GR: Non direi, è più un desiderio di sperimentare per realizzare un oggetto provocativamente perfetto, non troppo artistico: in sintesi fatto non a mano e molto semplice.
NS: Per me sono fra i tuoi lavori più complessi.
GR: E per questo non sono amati dalla folla, mi ricordo la mostra al Guggenheim di Berlino: il pubblico era un po’ stupefatto, non è stato un successo… ma era una bella stanza, l’hai vista?
NS: Sì… Io penso sia un corpus interessante perché sembra così perfetto, ma quando sta in piedi nello spazio è molto inquietante. È fisico, ma non sei nemmeno certo di che cosa tu stia guardando. I lavori del 2002 rappresentano la continuazione di quelli su vetro e di quelli grigi. A me piace la scultura con la doppia superficie in vetro. Perché l’hai fatta?
GR: In questa scultura una superficie è perfetta, l’altra somiglia ai dipinti grigi. Così si crea qualcosa di affascinante, ovvero lo spazio in mezzo.
NS: Perché il vetro?
GR: La perfezione e l’inarrivabilità sono così affascinanti, li definirei quasi non umani. Ricoperto all’interno di grigio, non c’è niente di più freddo, e nonostante ciò riflette ancora la bellezza e dà l’immagine perfetta dello spazio occupato dal Visitatore, solo in maniera un po’ vaga.
NS: Qual era la tua motivazione quando hai realizzato i 4 Panes of Glass?

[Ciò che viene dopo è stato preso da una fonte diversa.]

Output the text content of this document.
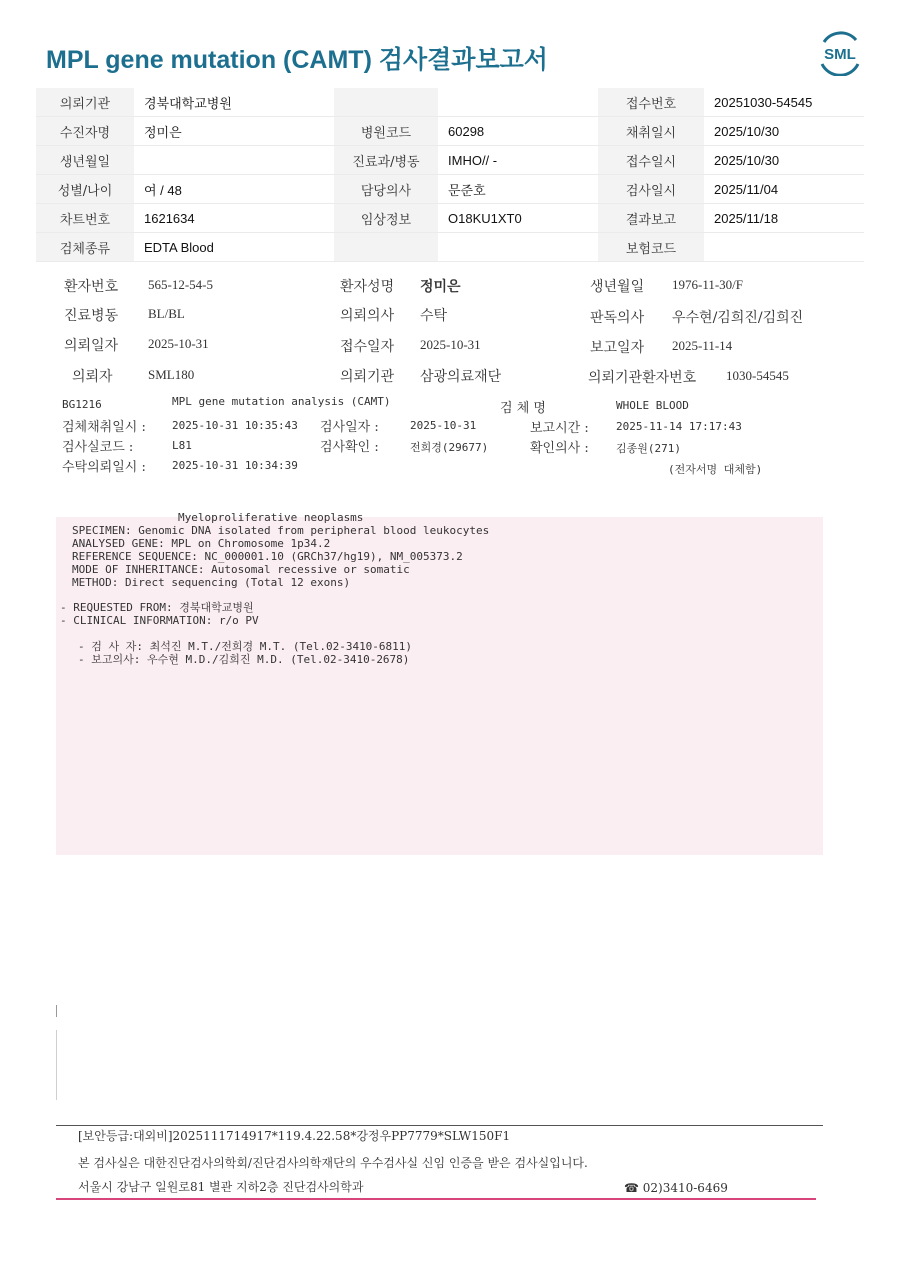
MPL gene mutation (CAMT) 검사결과보고서	SML
의뢰기관	경북대학교병원			접수번호	20251030-54545
수진자명	정미은	병원코드	60298	채취일시	2025/10/30
생년월일		진료과/병동	IMHO// -	접수일시	2025/10/30
성별/나이	여 / 48	담당의사	문준호	검사일시	2025/11/04
차트번호	1621634	임상정보	O18KU1XT0	결과보고	2025/11/18
검체종류	EDTA Blood			보험코드	
환자번호 565-12-54-5	환자성명 정미은	생년월일 1976-11-30/F
진료병동 BL/BL	의뢰의사 수탁	판독의사 우수현/김희진/김희진
의뢰일자 2025-10-31	접수일자 2025-10-31	보고일자 2025-11-14
의뢰자	SML180	의뢰기관 삼광의료재단	의뢰기관환자번호 1030-54545
BG1216	MPL gene mutation analysis (CAMT)	검 체 명	WHOLE BLOOD
검체채취일시 : 2025-10-31 10:35:43 검사일자 :	2025-10-31	보고시간 : 2025-11-14 17:17:43
검사실코드 :	L81	검사확인 :	전희경(29677)	확인의사 : 김종원(271)
수탁의뢰일시 : 2025-10-31 10:34:39	(전자서명 대체함)
Myeloproliferative neoplasms
SPECIMEN: Genomic DNA isolated from peripheral blood leukocytes
ANALYSED GENE: MPL on Chromosome 1p34.2
REFERENCE SEQUENCE: NC_000001.10 (GRCh37/hg19), NM_005373.2
MODE OF INHERITANCE: Autosomal recessive or somatic
METHOD: Direct sequencing (Total 12 exons)
- REQUESTED FROM: 경북대학교병원
- CLINICAL INFORMATION: r/o PV
- 검 사 자: 최석진 M.T./전희경 M.T. (Tel.02-3410-6811)
- 보고의사: 우수현 M.D./김희진 M.D. (Tel.02-3410-2678)
[보안등급:대외비]2025111714917*119.4.22.58*강정우PP7779*SLW150F1
본 검사실은 대한진단검사의학회/진단검사의학재단의 우수검사실 신임 인증을 받은 검사실입니다.
서울시 강남구 일원로81 별관 지하2층 진단검사의학과	☎ 02)3410-6469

GR: Volevo mostrare il vetro di per sé. E fare in modo che si potessero toccare, ecco perché erano rivoltabili. Inoltre avevano qualcosa a che vedere con Duchamp. Rappresentavano una sorta di dialogo polemico nei suoi confronti, dato che ha realizzato quasi esclusivamente lavori molto misteriosi…
NS: Dunque volevi affrontare Duchamp?
GR: Sì, un po’, come con Ema. Mi ricordo che il suo Nude Descending a Staircase fu pensato come la fine del processo pittorico.

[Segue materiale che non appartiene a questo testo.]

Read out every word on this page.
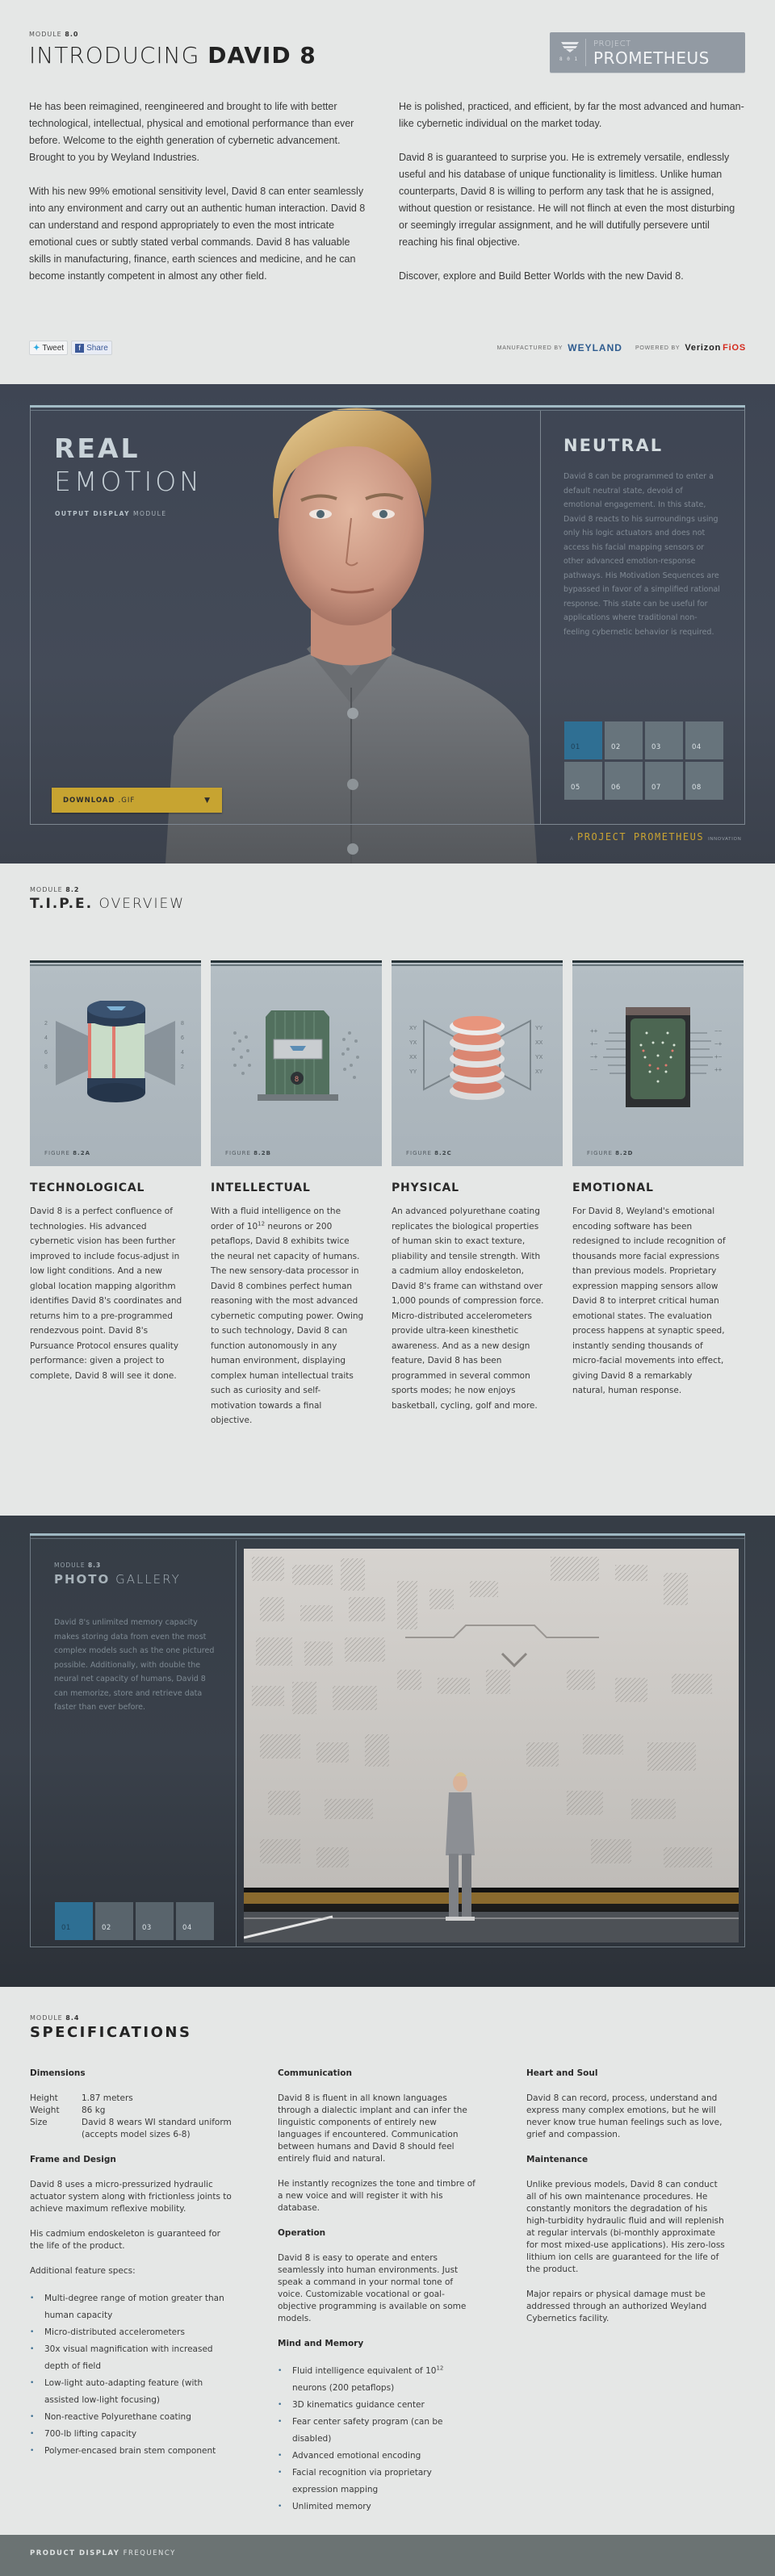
MODULE 8.0
INTRODUCING DAVID 8	8 0 1
PROJECT
PROMETHEUS

He has been reimagined, reengineered and brought to life with better technological, intellectual, physical and emotional performance than ever before. Welcome to the eighth generation of cybernetic advancement. Brought to you by Weyland Industries.

With his new 99% emotional sensitivity level, David 8 can enter seamlessly into any environment and carry out an authentic human interaction. David 8 can understand and respond appropriately to even the most intricate emotional cues or subtly stated verbal commands. David 8 has valuable skills in manufacturing, finance, earth sciences and medicine, and he can become instantly competent in almost any other field.

He is polished, practiced, and efficient, by far the most advanced and human-like cybernetic individual on the market today.

David 8 is guaranteed to surprise you. He is extremely versatile, endlessly useful and his database of unique functionality is limitless. Unlike human counterparts, David 8 is willing to perform any task that he is assigned, without question or resistance. He will not flinch at even the most disturbing or seemingly irregular assignment, and he will dutifully persevere until reaching his final objective.

Discover, explore and Build Better Worlds with the new David 8.

✦ Tweet	f Share	MANUFACTURED BY WEYLAND POWERED BY Verizon FiOS
REAL
EMOTION
OUTPUT DISPLAY MODULE
DOWNLOAD .GIF	▼
NEUTRAL
David 8 can be programmed to enter a default neutral state, devoid of emotional engagement. In this state, David 8 reacts to his surroundings using only his logic actuators and does not access his facial mapping sensors or other advanced emotion-response pathways. His Motivation Sequences are bypassed in favor of a simplified rational response. This state can be useful for applications where traditional non-feeling cybernetic behavior is required.
01	02	03	04
05	06	07	08
A PROJECT PROMETHEUS INNOVATION
MODULE 8.2
T.I.P.E. OVERVIEW
2
4
6
8
8
6
4
2
FIGURE 8.2A
8
FIGURE 8.2B
XY
YX
XX
YY
YY
XX
YX
XY
FIGURE 8.2C
++
+−
−+
−−
−−
−+
+−
++
FIGURE 8.2D
TECHNOLOGICAL

David 8 is a perfect confluence of technologies. His advanced cybernetic vision has been further improved to include focus-adjust in low light conditions. And a new global location mapping algorithm identifies David 8's coordinates and returns him to a pre-programmed rendezvous point. David 8's Pursuance Protocol ensures quality performance: given a project to complete, David 8 will see it done.

INTELLECTUAL

With a fluid intelligence on the order of $10^{12}$ neurons or 200 petaflops, David 8 exhibits twice the neural net capacity of humans. The new sensory-data processor in David 8 combines perfect human reasoning with the most advanced cybernetic computing power. Owing to such technology, David 8 can function autonomously in any human environment, displaying complex human intellectual traits such as curiosity and self-motivation towards a final objective.

PHYSICAL

An advanced polyurethane coating replicates the biological properties of human skin to exact texture, pliability and tensile strength. With a cadmium alloy endoskeleton, David 8's frame can withstand over 1,000 pounds of compression force. Micro-distributed accelerometers provide ultra-keen kinesthetic awareness. And as a new design feature, David 8 has been programmed in several common sports modes; he now enjoys basketball, cycling, golf and more.

EMOTIONAL

For David 8, Weyland's emotional encoding software has been redesigned to include recognition of thousands more facial expressions than previous models. Proprietary expression mapping sensors allow David 8 to interpret critical human emotional states. The evaluation process happens at synaptic speed, instantly sending thousands of micro-facial movements into effect, giving David 8 a remarkably natural, human response.

MODULE 8.3
PHOTO GALLERY

David 8's unlimited memory capacity makes storing data from even the most complex models such as the one pictured possible. Additionally, with double the neural net capacity of humans, David 8 can memorize, store and retrieve data faster than ever before.

01	02	03	04
MODULE 8.4
SPECIFICATIONS
Dimensions
Height	1.87 meters
Weight	86 kg
Size	David 8 wears WI standard uniform (accepts model sizes 6-8)
Frame and Design

David 8 uses a micro-pressurized hydraulic actuator system along with frictionless joints to achieve maximum reflexive mobility.

His cadmium endoskeleton is guaranteed for the life of the product.

Additional feature specs:

• Multi-degree range of motion greater than human capacity
• Micro-distributed accelerometers
• 30x visual magnification with increased depth of field
• Low-light auto-adapting feature (with assisted low-light focusing)
• Non-reactive Polyurethane coating
• 700-lb lifting capacity
• Polymer-encased brain stem component
Communication

David 8 is fluent in all known languages through a dialectic implant and can infer the linguistic components of entirely new languages if encountered. Communication between humans and David 8 should feel entirely fluid and natural.

He instantly recognizes the tone and timbre of a new voice and will register it with his database.

Operation

David 8 is easy to operate and enters seamlessly into human environments. Just speak a command in your normal tone of voice. Customizable vocational or goal-objective programming is available on some models.

Mind and Memory
• Fluid intelligence equivalent of $10^{12}$ neurons (200 petaflops)
• 3D kinematics guidance center
• Fear center safety program (can be disabled)
• Advanced emotional encoding
• Facial recognition via proprietary expression mapping
• Unlimited memory
Heart and Soul

David 8 can record, process, understand and express many complex emotions, but he will never know true human feelings such as love, grief and compassion.

Maintenance

Unlike previous models, David 8 can conduct all of his own maintenance procedures. He constantly monitors the degradation of his high-turbidity hydraulic fluid and will replenish at regular intervals (bi-monthly approximate for most mixed-use applications). His zero-loss lithium ion cells are guaranteed for the life of the product.

Major repairs or physical damage must be addressed through an authorized Weyland Cybernetics facility.

PRODUCT DISPLAY FREQUENCY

NS: In sintesi volevi che il medium pittorico potesse entrare in contatto con l’emotività umana, pertanto non con il linguaggio astratto internazionale.
GR: Sì.
NS: Esistono soggetti che non puoi dipingere?
GR: Be’, non credo esistano soggetti che non possano essere dipinti, ma ci sono molte cose che io personalmente non posso dipingere.
NS: Molti tuoi lavori affrontano la storia della tua vita e della Germania nel periodo postbellico, ma non hai mai realizzato un quadro sull’Olocausto.
GR: No, non espressamente. Ho fatto qualche tentativo, e insieme a Konrad Fischer una volta abbiamo pensato di ideare una mosta, ma non riuscivamo a trovare la formula adatta, che fosse sostenibile e non spettacolare. Questo tema è troppo scottante.
NS: Per questo motivo hai desistito?
GR: Sì… Ho ancora una fotografia sul muro. Ma non ha senso parlarne, la dovresti vedere.
NS: Penso che hai sposato a pieno un’espressione di John Cage: “Non ho niente da dire e lo sto dicendo”.
GR: Sì, un pensiero del genere esprime perfettamente la mia riluttanza a parlare, inoltre è perfetto per descrivere le parole ridondanti che spesso vengo spese. Ma soprattutto, secondo me Cage è fondamentalmente un grande musicista. Il modo in cui utilizza le opportunità, sia in I Ching o con i rumori quotidiani… Anche la prima nota dà la sensazione di un suono senza provocazione: tintinnii e scricchiolii random. Ma poi cominci a capire sempre meglio quanto sia meravigliosamente intelligente e sensibile, e quanto attentamente sia costruito. Fantastico.
NS: Per concludere, vorrei sapere perché hai ritratto così spesso la tua famiglia.
GR: Perché la conosco meglio di tutto il resto. [ride]
NS: Che cosa strana, non ci sono tanti pittori che lo hanno fatto.
GR: Forse mi prendo un po’ troppo sul serio.
[ride] … Senza dubbio ha che fare con la mia storia personale.